You Should Do This: Floor Press

The Floor Press:

It’s nothing more than a bench press without the bench. <—like you couldn’t figure that one out. 

Why It’s Awesome:

  • Limits the range of motion at the shoulder joint. It’s pretty hard to “dump” (approximation the Humerus) the shoulder forward with these.
  • MUCH easier on the lower back than the bench press cause the legs are out of the equation.
  • The floor provides MUCH better feedback than the bench for maintaining shoulder tightness (packing) and driving the shoulders down into the ground to press the weight.

Full Pause or Touch and Go? 

Either….

Full Pause Floor presses are GREAT for building speed, starting strength and learning to stay SUPER tight at the bottom of the bench.

If you pause on the floor and  lose ANY tension…

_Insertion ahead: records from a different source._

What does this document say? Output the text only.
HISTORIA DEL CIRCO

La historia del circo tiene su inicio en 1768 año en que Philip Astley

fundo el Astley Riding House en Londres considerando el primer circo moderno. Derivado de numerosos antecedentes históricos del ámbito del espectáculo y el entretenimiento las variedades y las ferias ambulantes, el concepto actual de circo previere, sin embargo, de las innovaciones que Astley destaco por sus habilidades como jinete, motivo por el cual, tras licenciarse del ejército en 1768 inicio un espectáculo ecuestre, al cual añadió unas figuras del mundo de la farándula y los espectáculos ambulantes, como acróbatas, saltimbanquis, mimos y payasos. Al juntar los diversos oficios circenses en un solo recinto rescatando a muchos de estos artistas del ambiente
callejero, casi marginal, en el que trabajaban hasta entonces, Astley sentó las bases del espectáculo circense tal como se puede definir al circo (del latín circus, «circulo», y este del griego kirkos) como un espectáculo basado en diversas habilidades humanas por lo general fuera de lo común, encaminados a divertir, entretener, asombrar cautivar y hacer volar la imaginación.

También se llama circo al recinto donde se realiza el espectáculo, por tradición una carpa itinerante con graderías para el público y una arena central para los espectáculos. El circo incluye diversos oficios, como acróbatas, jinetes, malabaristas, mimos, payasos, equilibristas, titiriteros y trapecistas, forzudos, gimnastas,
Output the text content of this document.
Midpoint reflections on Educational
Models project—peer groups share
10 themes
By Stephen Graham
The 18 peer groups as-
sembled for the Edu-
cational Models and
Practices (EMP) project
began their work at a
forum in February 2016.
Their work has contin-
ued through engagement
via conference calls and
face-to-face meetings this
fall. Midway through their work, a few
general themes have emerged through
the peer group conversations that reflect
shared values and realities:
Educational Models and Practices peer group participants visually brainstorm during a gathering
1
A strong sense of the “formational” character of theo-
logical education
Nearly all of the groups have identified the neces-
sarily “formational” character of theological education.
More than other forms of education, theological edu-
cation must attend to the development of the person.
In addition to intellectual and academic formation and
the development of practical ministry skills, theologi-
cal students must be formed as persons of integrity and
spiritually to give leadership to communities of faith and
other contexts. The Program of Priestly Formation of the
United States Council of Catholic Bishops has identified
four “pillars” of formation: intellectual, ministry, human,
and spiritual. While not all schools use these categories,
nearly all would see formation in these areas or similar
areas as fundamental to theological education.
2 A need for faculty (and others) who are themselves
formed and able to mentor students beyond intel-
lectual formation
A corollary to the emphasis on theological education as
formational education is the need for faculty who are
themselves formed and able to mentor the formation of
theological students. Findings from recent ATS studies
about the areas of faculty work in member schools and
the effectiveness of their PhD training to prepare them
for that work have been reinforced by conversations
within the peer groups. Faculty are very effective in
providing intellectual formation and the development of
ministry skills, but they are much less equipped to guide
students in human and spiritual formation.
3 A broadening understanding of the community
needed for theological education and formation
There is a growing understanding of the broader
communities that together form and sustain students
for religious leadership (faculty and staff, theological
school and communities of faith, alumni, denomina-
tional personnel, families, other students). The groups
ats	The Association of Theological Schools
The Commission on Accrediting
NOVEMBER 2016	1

YOU AINT MOVING THAT WEIGHT. 

Stay tight?

It flies up. 

Touch and go:

You can get tons of volume without the stress on the shoulders and low back that you can get with the bench..<—-if you’ve ever been “arched out” you know what I’m saying..

So it’s really not a question of full pause vs touch and go, but instead, what are you trying to accomplish.

Key Points:

  • Start tight, finish tight.
  • Shoulders should NEVER come off the ground or rise up towards the ears.
  • Vertical forearms the WHOLE time.
  • Heels, Heels, Heels. always press BOTH into the ground.
  • NEVER cross your legs…it shifts your hips and hence your spine is slightly torqued at the hips and things like to move up and downstream. Do you really want a rotated spine when there is no need?
  • Elbows need to come all the way down to the floor. None of that I kinda touched the upper triceps and pressed back up stuff…
  • VERTICAL FOREARM THROUGHOUT. Don’t flex that elbow, 90 degree elbow angle at the bottom. <–you don’t want the bells pointed at your face on the bottom.

 

What Do TIGHT Shoulders Look Like? 

This:

Not This: 

Floor Press Variations You’ll Maybe Like Love:

Full Pause:

Pete Rubish, absolutely killing a ton of weight. 

The KEY to these is to STAY TIGHT.

NEVER, EVVVVVVVVVVVVER relax on the floor.

The goal is to come to a full stop while maintaining maximal tightness through the whole body.

This means:

  • Shoulders packed tight
  • Lats on (hands screwed into the bar)
  • Breath held in the chest and belly.
  • Glutes tight
  • Feet pressing into the floor.
  • CRUSHING the bar.

Touch and Go:

Lightly, as in, not slamming your elbows into the floor and bouncing off the bottom, tap the floor and GO.

BTW: when you’re pressing the bar or bells, don’t think about pushing the bar away from your chest. Think about pressing yourself away (shoulders down) from the bar.

Dumbbell:

If pressing with a bar bothers your shoulders…try these.

Still an issue?

Move to a Neutral grip.

Still hurt?

Fix your damn shoulders or just accept reality and dominate pushups.

Single Arm:

Upper chest killers….just remember to keep the shoulders, both of em, driving into the floor.

In Praise of the Floor Press as a Bench Builder:

This is 100% my experience.

The floor press is the best bench press indicator exercise for most people.

For me, and most of my clients, when the floor press goes up, so does the bench.